What are we to do when such a voice calls out to us? When we realize that what lies before us is a gaping abyss?


When you get to the bottom of it, there are basically three worldviews which characterize all forms of spirituality.

1.       There is the worldview which sees all things as part of the divine. In this view, death is a transition to something else, and a kind of next step for the soul. Usually death is considered to be some kind of escape from the troubles of life, but the afterlife is rather bleak, for example in reincarnation or in the Greek concept of Hades.

2.       There is another worldview which sees a great chasm between the spirit-world and our world. In this view, God is distant. Heaven is far-off, and is the resting place from an evil world. The earth is seen as something to escape, and so the goal is to get to heaven. This view is common in Islam and many versions of Christianity.

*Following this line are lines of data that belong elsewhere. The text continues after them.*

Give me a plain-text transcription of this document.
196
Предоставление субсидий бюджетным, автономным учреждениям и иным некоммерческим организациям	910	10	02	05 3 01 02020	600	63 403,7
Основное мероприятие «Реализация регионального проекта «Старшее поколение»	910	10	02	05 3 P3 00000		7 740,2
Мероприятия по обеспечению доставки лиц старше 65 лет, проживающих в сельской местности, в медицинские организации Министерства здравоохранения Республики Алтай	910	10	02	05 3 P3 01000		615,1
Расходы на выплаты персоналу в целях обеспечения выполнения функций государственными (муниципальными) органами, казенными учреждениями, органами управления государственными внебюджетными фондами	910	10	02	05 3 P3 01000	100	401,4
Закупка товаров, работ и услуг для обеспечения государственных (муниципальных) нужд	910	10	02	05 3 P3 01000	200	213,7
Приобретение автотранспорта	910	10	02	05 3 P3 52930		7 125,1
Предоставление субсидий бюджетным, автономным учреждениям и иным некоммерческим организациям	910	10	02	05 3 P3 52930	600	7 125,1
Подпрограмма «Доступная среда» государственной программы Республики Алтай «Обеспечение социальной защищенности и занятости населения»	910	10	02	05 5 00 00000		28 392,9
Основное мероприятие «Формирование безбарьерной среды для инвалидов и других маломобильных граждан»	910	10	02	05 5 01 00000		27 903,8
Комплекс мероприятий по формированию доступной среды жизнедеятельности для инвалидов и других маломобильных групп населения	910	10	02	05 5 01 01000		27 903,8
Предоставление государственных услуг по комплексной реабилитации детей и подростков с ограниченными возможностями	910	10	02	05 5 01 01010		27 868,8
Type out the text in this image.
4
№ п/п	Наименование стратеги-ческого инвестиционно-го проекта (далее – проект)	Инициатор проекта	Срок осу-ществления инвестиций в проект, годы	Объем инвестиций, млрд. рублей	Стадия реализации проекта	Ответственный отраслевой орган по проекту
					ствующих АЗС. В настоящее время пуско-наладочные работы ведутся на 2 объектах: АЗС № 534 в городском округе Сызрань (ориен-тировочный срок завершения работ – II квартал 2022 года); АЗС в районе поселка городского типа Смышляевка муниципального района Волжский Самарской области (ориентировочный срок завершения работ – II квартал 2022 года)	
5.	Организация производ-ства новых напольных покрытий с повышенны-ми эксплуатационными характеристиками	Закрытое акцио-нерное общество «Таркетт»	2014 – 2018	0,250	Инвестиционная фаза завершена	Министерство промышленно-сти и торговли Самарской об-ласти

3.       But the Bible speaks about a third view about the relationship between the spirit-world and the world we know. It says that God is near, and yet transcendent. It says that the spirit-world and our own are not identical to each other (as in the first view). It says that they are not opposed to each other (as in the second view). Instead this third view says that heaven and earth are “over-lapping and inter-locking.”

In this view, Heaven simply means, “the place where God reigns.” That may be upon the earth or in some other dimension.

In this view, God is actively involved with his creation, and is transforming it even as we gather here today. God is taking a beautiful world that has become broken and scary, and people who are like glorious ruins—and he is renewing them. He is literally making them new, all over again.

It is a strange & wonderful promise.


St. Paul speaks of it constantly, and especially in 2 Corinthians. He writes, “17 For this light momentary affliction is preparing for us an eternal weight of glory beyond all comparison.”

An “eternal weight of glory.” Permanence. The very thing that is so unachievable in this life, is promised to us in all its fullness. For this life is light and momentary, and full of affliction. But the life that God speaks about is eternal, and weighty, and glorious. Paul says that such glory is beyond comparison.

That’s such a funny way to talk about something, because he himself has just made the comparison. Upon reflection we realize that he is talking about something like the incomparability of any number, with the number infinity. 

But what is the basis of this hope for a renewed life and creation?

To find out, we have to look closely at Paul’s argument. He begins v. 17 with the word, “because,” which refers us back to the last idea, in v. 16. We notice that v. 17 speaks about why we should not to “lose heart.”

But it refers us back again, because it begins with the word, “therefore.” It means that something he just said provides another reason not to “lose heart.” I believe we find this reason precisely in v. 14. We do not lose heart because we know that “he who raised the Lord Jesus will raise us also with Jesus and bring us with you into his presence.”

The hope for a new life and creation is found in the resurrection of Jesus, and the promise that we too will be raised up with him. And that we will share in all life, and glory, and joy.


This hope is not available for people who do not love Jesus Christ. It is not available, because it is not their hope. It would be like hoping to become a doctor after university because your friend is studying medicine—even though you are studying literature.

No. You cannot hope in God’s renewal and joining of heaven and earth if you do not follow Jesus Christ.

But for anyone who would follow Jesus, this hope is for your joy. For anyone who would accept the eternal son of God as their own Lord, this hope is ready to meet you wherever you are.

And this hope will not only bring comfort, like the kind wishful thinking that wants all of life to end like a Disney movie. It will indeed bring comfort. But it will also deliver you into the love of God, because it is a hope about something that is real. It is like the hope that the dawn will break in, even in the darkest hour of night.

Because dawn will break through the darkness, and God will renew his creation. The question is whether you want to be part of God’s newness, or want to cling to the unbearable lightness of your being.